SoleTax

Cash basis: the sole trader's standard, explained

Checked against gov.uk on 4 July 2026. When the rules change, this page changes.

Does MTD apply to you yet?

Cash basis is the standard way sole traders record income and expenses: money counts when it moves. Income lands in your books when the customer pays, not when you send the invoice, and an expense counts when you pay it. In HMRC's own words, you'll not need to pay Income Tax on money you have not yet received.

How it works

With cash basis you only record income or expenses when you receive money or pay a bill. No debtors, no accruals, no year-end adjustments: the business's books look like its bank account. For most one-person businesses it's both simpler and truer to life.

The unpaid invoice rule

This is the part that saves real stress. That £3,000 invoice you're still chasing at year end? It isn't taxable income yet. You owe nothing on it until the money arrives, which means a slow-paying customer can't create a tax bill for cash you don't have. When it lands, it counts, in whichever tax year that happens.

Buying equipment

Under cash basis, most equipment is just an expense when you pay for it: tools, machinery, even a van, claimed in the year of purchase rather than trickled through capital allowances. Cars are the exception, they keep their own rules. It's one of cash basis's quiet advantages for tradespeople with real kit costs.

Who it's for

Sole traders and partnerships without corporate partners. Limited companies can't use it. Businesses that hold a lot of stock or run on credit sometimes prefer traditional accounting, which recognises invoices when issued; that's a conversation for an accountant, and a good one to have if your setup is unusual.

Quick answers

I invoiced in March but got paid in May. Which year is it taxed in?
The year you were paid. Under cash basis income counts when the money arrives, so a March invoice paid in May belongs to the new tax year.

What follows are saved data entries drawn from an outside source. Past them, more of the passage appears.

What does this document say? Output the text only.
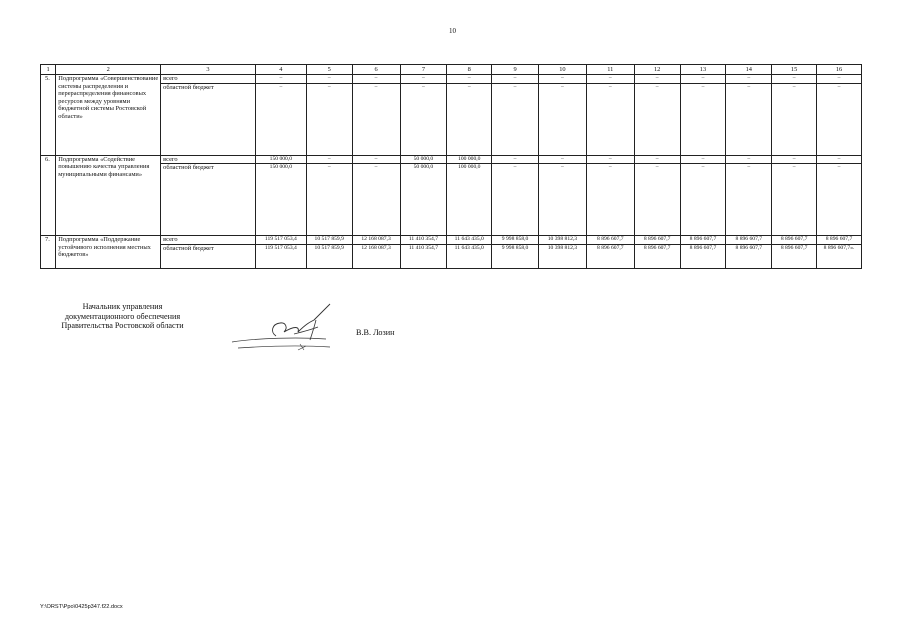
10
1	2	3	4	5	6	7	8	9	10	11	12	13	14	15	16
5.	Подпрограмма «Совершенствование системы распределения и перераспределения финансовых ресурсов между уровнями бюджетной системы Ростовской области»	всего	–	–	–	–	–	–	–	–	–	–	–	–	–
		областной бюджет	–	–	–	–	–	–	–	–	–	–	–	–	–
6.	Подпрограмма «Содействие повышению качества управления муниципальными финансами»	всего	150 000,0	–	–	50 000,0	100 000,0	–	–	–	–	–	–	–	–
		областной бюджет	150 000,0	–	–	50 000,0	100 000,0	–	–	–	–	–	–	–	–
7.	Подпрограмма «Поддержание устойчивого исполнения местных бюджетов»	всего	119 517 053,4	10 517 859,9	12 168 087,3	11 410 354,7	11 643 435,0	9 998 858,0	10 398 812,3	8 896 607,7	8 896 607,7	8 896 607,7	8 896 607,7	8 896 607,7	8 896 607,7
		областной бюджет	119 517 053,4	10 517 859,9	12 168 087,3	11 410 354,7	11 643 435,0	9 998 858,0	10 398 812,3	8 896 607,7	8 896 607,7	8 896 607,7	8 896 607,7	8 896 607,7	8 896 607,7».
Начальник управления
документационного обеспечения
Правительства Ростовской области
В.В. Лозин
Y:\ORST\Ppo\0425p347.f22.docx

Is this what SoleTax uses?
Yes. It's why the app splits received from outstanding: received money is income, outstanding invoices aren't taxable yet, and the tax estimate is built on the money that's actually landed.

Do I have to use cash basis?
It's the standard method for sole traders. Traditional accounting still exists, and suits some businesses, for example those carrying a lot of stock.

Can a limited company use it?
No. Cash basis is for sole traders and partnerships without corporate partners.